JovanVeljanoski commented 2 years ago

I was just testing this, and I am afraid I can not reproduce the issue.

For reference, I have the lastest version of vaex installed via conda-forge.

In case of version problems here is my setup:

import vaex
import s3fs
import fsspec

vaex.__version__
s3fs.__version__
fsspec.__version__

# Output
{'vaex-core': '4.9.2',
 'vaex-viz': '0.5.2',
 'vaex-hdf5': '0.12.2',
 'vaex-server': '0.8.1',
 'vaex-astro': '0.9.1',
 'vaex-jupyter': '0.8.0',
 'vaex-ml': '0.17.0'}

'2022.5.0' # s3fs

'2022.5.0' # fsspec

The test was like this: in notebook, i have

import os
os.environ['AWS_PROFILE'] = 'my-profile-name'  # This will your profile name

import vaex

df1 = vaex.open('s3://jovans-bucket/jovan/titanic.parquet')
df2 = vaex.open('s3://jovans-bucket/jovan/titanic.hdf5')

And I get everything to work as expected..

Any errors you might be experiencing are likely due to authentication issues.. and i am not an expert there.. Perhaps using s3fs directly is one way to check if you are authenticated correctly.

ivanachillee commented 2 years ago

@JovanVeljanoski authentication is embedded by default on an EC2 instance when communicating to S3 so that can't possibly be the issue. Especially given that other libraries such as pandas work perfectly fine in attempting to read files from S3 under the exact same circumstances.

Can you try installing Vaex through pip directly instead of a Conda environment? You're attempting to reproduce the issue in quite a different way from which the origin of the error was described which might be the issue you are not arriving at the same result.

process: brand new ec2 instance -> pip install vaex -> import s3fs/fsspec-> attempting vaex.open() file from s3 bucket

rey-eb commented 2 years ago

@JovanVeljanoski have you tried this? it works for me on files that fail with vaex.open():

import pyarrow.parquet as pq table1 = pq.read_table('s3: //realtive_path_to_folder') df1 = vaex.from_arrow_table(table1)

JovanVeljanoski commented 2 years ago

@ivanachillee I just tried with venv, installing everything with pip - it works as before.. I don't have an access to an EC2 instance myself, even the S3 is not really mine, but I use one for testing. I am more on the GCP side of things, perhaps @maartenbreddels can give more insights on what is happening with S3 stuff.

@rey-eb Vaex is using pyarrow under the hood for the cloud I/O, so I don't expect it to fail where pyarrow would not. Do you notice that vaex.open() works for some files but not for others?

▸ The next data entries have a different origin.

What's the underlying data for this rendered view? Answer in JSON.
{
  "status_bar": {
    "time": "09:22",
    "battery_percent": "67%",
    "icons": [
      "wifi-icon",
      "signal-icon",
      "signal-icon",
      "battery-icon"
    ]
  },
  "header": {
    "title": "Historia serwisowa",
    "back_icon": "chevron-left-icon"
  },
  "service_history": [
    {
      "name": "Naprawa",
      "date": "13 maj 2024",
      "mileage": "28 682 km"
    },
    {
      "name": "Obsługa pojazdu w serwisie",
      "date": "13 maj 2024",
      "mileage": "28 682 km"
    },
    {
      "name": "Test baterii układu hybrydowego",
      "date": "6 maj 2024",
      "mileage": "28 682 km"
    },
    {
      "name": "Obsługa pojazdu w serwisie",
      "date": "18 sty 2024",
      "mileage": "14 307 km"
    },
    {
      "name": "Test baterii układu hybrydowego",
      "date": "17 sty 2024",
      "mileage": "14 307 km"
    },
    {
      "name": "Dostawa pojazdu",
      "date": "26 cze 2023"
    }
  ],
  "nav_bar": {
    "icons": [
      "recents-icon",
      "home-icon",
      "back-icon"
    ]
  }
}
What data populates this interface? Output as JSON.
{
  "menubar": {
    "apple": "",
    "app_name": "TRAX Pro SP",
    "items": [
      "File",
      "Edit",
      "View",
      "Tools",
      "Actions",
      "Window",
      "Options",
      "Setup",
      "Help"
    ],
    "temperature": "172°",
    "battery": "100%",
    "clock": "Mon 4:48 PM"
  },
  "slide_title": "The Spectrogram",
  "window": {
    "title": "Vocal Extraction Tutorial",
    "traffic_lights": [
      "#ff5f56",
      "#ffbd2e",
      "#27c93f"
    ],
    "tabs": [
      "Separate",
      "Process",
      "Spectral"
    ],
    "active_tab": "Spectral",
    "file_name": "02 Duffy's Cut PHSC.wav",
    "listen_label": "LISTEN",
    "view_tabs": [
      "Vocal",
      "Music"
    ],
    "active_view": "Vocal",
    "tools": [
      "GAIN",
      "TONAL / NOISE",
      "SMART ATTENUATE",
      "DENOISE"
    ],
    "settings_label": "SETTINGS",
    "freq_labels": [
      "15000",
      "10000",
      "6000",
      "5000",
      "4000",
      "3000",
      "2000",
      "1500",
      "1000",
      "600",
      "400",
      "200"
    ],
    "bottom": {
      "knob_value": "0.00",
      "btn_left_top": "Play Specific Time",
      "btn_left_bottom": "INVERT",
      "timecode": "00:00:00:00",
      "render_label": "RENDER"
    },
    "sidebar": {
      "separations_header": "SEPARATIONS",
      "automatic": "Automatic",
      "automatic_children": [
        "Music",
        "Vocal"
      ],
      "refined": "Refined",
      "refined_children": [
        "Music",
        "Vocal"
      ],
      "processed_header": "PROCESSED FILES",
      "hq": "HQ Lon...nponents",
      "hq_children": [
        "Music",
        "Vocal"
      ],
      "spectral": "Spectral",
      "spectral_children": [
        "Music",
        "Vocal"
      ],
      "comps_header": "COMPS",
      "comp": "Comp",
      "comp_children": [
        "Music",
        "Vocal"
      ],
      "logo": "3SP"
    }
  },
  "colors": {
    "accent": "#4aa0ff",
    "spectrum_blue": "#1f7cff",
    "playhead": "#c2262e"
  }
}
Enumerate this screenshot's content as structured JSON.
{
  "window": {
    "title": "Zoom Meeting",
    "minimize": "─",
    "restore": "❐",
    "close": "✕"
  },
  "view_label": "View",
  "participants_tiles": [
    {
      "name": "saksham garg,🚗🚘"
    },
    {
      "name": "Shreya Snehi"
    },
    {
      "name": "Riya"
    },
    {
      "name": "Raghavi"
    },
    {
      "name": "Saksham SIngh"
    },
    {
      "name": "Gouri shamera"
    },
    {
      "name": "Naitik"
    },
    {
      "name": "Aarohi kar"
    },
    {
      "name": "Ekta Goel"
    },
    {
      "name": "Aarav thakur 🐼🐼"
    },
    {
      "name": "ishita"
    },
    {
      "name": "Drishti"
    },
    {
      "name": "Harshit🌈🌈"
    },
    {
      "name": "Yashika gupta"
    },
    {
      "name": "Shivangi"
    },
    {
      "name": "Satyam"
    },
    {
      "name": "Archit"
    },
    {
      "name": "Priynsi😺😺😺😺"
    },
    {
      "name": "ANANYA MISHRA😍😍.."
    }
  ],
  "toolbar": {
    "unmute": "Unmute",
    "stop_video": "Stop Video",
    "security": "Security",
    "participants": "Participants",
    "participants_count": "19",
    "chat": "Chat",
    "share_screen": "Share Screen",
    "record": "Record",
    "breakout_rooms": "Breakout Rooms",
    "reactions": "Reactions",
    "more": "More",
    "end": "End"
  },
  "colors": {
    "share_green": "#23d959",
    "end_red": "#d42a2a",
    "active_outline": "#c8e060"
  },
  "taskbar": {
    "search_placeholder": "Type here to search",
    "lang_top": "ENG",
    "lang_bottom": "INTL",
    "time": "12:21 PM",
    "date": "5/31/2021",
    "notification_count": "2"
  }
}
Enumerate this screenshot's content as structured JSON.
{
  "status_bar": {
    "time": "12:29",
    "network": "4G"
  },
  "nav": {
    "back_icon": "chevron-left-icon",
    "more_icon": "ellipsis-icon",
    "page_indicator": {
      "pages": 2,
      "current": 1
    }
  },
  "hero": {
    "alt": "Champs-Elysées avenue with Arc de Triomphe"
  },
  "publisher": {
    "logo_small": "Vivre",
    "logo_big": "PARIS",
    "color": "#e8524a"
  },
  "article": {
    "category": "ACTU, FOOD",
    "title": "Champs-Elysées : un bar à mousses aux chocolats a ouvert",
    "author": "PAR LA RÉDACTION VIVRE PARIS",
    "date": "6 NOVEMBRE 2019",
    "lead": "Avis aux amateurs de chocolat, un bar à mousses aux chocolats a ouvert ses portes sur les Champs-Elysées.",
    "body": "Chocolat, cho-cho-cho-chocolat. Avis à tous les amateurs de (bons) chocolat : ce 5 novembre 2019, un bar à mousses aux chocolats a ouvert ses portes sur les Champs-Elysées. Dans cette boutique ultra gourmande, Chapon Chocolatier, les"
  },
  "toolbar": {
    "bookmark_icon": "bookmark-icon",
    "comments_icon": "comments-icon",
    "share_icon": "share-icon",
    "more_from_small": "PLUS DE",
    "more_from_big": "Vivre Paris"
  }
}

rey-eb commented 2 years ago

@JovanVeljanoski

@rey-eb Vaex is using pyarrow under the hood for the cloud I/O, so I don't expect it to fail where pyarrow would not. Do you notice that vaex.open() works for some files but not for others?

yes exactly. I have raised the details of this issue on the slack here.

JovanVeljanoski commented 2 years ago

Did you solve the problem @ivanachillee or did you gave up on it?

I'd like to figure it out.. so others don't get stuck as well.. but unfortunately I can't reproduce the problem.. If you or @rey-eb can provide some more details on how to reproduce this.. we can definitely take a look.

If I understood correctly @rey-eb mentioned that she was able to access certain files but not others.. (via slack). Is that correct?

rey-eb commented 2 years ago

@JovanVeljanoski I can give you the output of readings I get (I generated these just now). The error is raised when I do df.head(2) and not df.shape. Also, the second way is much slower. What other info I can give you that would be helpful?

df = vaex.open('s3://PATH/LOAD00000001.parquet') print('shape:', df.shape) print(df.head(2))

Screenshot 2022-07-04 at 10 29 01

import pyarrow.parquet as pq table = pq.read_table('s3://PATH/LOAD00000001.parquet') df = vaex.from_arrow_table(table1) print('shape:', df.shape) print(df.head(2))

Screenshot 2022-07-04 at 10 48 36
rcrafaeldelrey commented 2 years ago

I realized that vaex works if you provide a list of the parquet files you are reading, instead of its parent folder. I m using awswrangler to get a list of the parquet files from the S3 bucket I m willing to read, and then vaex.open(list_of_files).